For examples $$(9 ,3 ,3 )\quad (81 ,33 ,3 )\quad (801 ,327 ,3 )\quad (7929 ,3237 ,3 )\quad (78489 ,32043 ,3 )\quad \\ (40 ,16 ,4 )\quad (392 ,160 ,4 )\quad (3880 ,1584 ,4 )\quad (38408 ,15680 ,4 )\quad (380200 ,155216 ,4 )\\\ (32 ,2 ,10 )\quad (40 ,10 ,10 )\quad (80 ,30 ,10 )\quad (136 ,54 ,10 )\quad (184 ,74 ,10 )\\ (72 ,24 ,12 )\quad (648 ,264 ,12 )\quad (6408 ,2616 ,12 )\quad (63432 ,25896 ,12 )\\ (95 ,19 ,19 )\quad (103 ,25 ,19 )\quad (215 ,81 ,19 )\quad (247 ,95 ,19 )\quad (703 ,285 ,19 )\\ (131 ,16 ,25 )\quad (145 ,30 ,25 )\quad (175 ,50 ,25 )\quad (275 ,100 ,25 )\quad (365 ,140 ,25 )\\ (243 ,81 ,27 )\quad (2187 ,891 ,27 )\quad (21627 ,8829 ,27 )\quad (214083 ,87399 ,27 )\\ (180 ,30 ,30 )\quad (252 ,78 ,30 )\quad (324 ,114 ,30 )\quad (540 ,210 ,30 )\quad (1260 ,510 ,30 ) $$

To find another stream, you could, for example, change line $120$

 120 for z1 = 40 to 40

and get $$(256 ,16 ,40 )\quad (320 ,80 ,40 )\quad (640 ,240 ,40 )\quad (1088 ,432 ,40 )\quad (1472 ,592 ,40 )$$

Of course, none of this is a complete solution but the "streams" are generated as fast as the monitor can display them and perhaps the patterns within steams can provide insight.
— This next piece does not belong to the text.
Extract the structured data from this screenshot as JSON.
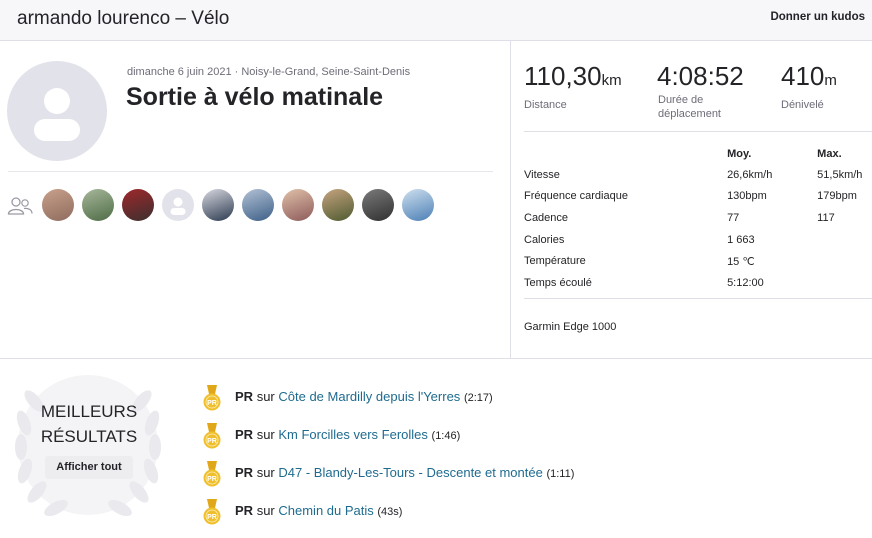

What I find interesting are those cases whee $y=z$: $$(9 ,3 ,3 )\quad (40 ,10 ,10 )\quad (95 ,19 ,19 )\quad (301 ,43 ,43 )\quad (464 ,58 ,58 )\quad (940 ,94 ,94 )$$

BTW, if you have interest in the second equation (with $z^2$), there $is$ a general solution for that.